Fornecimento obrigatório de EPIs; realização de exames periódicos, sobretudo para trabalhadores(as) expostos(as) a agentes químicos; modificar a legislação de saúde do trabalhador com relação a produtos químicos e cancerígenos, como benzeno, amianto e agrotóxicos; responsabilizar governos e empresas pelo adoecimento decorrente dos processos de trabalho; pelo fim do fatiamento das unidades federais de saúde.
Estas foram algumas das principais propostas aprovadas pela Conferência Livre de Saúde do Trabalhador e da Trabalhadora realizada na tarde desta quinta-feira (10/4), no auditório do Sindsprev/RJ. As conferências livres — como a do Sindsprev-RJ — são atividades preparatórias para a 5ª Conferência de Saúde do Trabalhador e da Trabalhadora (CNSTT), que acontecerá entre 18 e 21 de agosto deste ano, com o tema “A Saúde no Mundo do Trabalho como Direito Humano”.
Na Conferência Livre do Sindsprev/RJ houve uma mesa de debate com Ariane Leites Larentis (pesquisadora do Centro de Estudos da Saúde do Trabalhador e Ecologia Humana – Cesteh) da Fiocruz, Dominique de Matos Marçal (psicóloga do trabalho lotada na mesma instituição) e Daniele Silva Moreti (coordenadora da Comissão Intersindical de Saúde do Trabalhador e da Trabalhadora ‐ CISTT/RJ). A mediação ficou a cargo de Maria Ivone Suppo, dirigente do Sindsprev/RJ lotada em Niterói.

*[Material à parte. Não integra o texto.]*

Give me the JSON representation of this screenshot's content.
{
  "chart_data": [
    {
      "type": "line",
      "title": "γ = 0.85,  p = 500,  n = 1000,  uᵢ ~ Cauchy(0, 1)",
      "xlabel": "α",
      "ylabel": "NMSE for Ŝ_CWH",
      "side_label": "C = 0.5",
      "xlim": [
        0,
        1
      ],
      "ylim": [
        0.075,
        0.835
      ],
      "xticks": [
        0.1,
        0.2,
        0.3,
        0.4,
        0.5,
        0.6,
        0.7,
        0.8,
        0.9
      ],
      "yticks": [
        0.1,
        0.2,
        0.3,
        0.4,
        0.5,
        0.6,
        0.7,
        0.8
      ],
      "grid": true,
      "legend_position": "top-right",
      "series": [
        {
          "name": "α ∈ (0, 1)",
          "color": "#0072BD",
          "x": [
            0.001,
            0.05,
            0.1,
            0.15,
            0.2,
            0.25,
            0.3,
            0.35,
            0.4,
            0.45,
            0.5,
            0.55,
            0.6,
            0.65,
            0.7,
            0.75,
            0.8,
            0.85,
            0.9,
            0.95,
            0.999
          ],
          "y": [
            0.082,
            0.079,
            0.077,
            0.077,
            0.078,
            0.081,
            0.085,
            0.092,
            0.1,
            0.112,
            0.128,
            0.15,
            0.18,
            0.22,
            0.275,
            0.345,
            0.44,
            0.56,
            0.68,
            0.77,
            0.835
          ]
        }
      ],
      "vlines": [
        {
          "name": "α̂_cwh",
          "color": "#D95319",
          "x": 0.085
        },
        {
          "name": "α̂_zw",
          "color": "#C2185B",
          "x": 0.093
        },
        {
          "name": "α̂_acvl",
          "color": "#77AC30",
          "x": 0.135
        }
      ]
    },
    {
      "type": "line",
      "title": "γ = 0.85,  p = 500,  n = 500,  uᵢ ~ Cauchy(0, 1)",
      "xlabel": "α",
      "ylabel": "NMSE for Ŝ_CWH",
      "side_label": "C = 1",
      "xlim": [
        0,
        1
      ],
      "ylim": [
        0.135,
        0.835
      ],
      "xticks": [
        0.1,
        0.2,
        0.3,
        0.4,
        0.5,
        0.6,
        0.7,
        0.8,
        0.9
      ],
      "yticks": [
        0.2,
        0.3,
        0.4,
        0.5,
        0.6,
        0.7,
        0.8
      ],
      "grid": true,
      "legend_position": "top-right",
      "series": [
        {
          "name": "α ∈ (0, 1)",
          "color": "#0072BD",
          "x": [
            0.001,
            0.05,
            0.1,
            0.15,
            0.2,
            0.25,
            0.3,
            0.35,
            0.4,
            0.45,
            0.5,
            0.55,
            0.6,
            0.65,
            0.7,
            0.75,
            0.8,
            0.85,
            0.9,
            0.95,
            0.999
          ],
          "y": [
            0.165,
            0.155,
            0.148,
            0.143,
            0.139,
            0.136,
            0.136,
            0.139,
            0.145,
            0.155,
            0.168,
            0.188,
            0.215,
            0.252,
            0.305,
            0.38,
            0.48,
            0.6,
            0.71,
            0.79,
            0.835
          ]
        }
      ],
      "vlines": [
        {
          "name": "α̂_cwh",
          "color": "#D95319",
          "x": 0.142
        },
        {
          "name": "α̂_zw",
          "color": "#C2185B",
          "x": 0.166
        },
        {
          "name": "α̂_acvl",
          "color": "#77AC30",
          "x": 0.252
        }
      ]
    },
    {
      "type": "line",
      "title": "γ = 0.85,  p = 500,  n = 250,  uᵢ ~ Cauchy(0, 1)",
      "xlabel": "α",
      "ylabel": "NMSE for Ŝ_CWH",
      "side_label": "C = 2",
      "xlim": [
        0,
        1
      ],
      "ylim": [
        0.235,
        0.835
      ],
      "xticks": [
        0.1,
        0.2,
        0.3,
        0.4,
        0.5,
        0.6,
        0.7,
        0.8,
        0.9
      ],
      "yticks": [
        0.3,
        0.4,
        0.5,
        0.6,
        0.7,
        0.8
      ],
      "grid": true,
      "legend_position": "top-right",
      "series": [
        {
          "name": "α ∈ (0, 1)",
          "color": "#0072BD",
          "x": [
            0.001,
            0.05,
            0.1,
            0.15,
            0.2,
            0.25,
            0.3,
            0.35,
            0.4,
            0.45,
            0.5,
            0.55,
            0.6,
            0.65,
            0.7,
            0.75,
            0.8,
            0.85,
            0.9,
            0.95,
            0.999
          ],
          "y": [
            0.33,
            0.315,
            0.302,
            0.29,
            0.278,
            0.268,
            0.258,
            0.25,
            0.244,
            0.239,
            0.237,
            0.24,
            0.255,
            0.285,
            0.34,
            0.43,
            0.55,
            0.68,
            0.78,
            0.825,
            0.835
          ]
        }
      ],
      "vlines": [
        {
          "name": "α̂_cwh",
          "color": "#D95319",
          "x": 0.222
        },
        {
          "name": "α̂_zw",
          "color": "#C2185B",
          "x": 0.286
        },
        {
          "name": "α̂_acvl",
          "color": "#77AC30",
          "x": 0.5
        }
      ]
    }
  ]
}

Processos de trabalho como fatores de adoecimento
Em sua fala, Ariane Larentis destacou a importância de se atentar para os processos de trabalho como fatores de adoecimento, mas propôs também uma reflexão que considere a inserção dos trabalhadores no conjunto da sociedade. “Durante a covid, vimos que os trabalhadores da saúde foram os primeiros a adoecer. A pandemia também nos permitiu ver que estavam ainda mais vulneráveis os trabalhadores de menor renda, pessoas negras, sem acesso a serviços de saúde e vivendo em situações precárias onde não há saneamento, entre outros serviços básicos. Assim, devemos pensar em saúde e adoecimento como reflexos da questão social. No Brasil, temos uma situação absurda na qual a informação sobre ocupação laboral dos pacientes não é obrigatória, quando esta é uma informação essencial para conhecermos sobre os processos de trabalho desses pacientes”, afirmou ela, para em seguida concluir a reflexão: “vejam o caso dos agrotóxicos usados no Brasil, muitos deles proibidos na Europa e em outros países. Vivemos um colonialismo químico que resulta em baixa qualidade de vida para os trabalhadores e a população. Para revertermos isto, temos que cobrar políticas públicas e coletivas, mas a partir de uma construção social”.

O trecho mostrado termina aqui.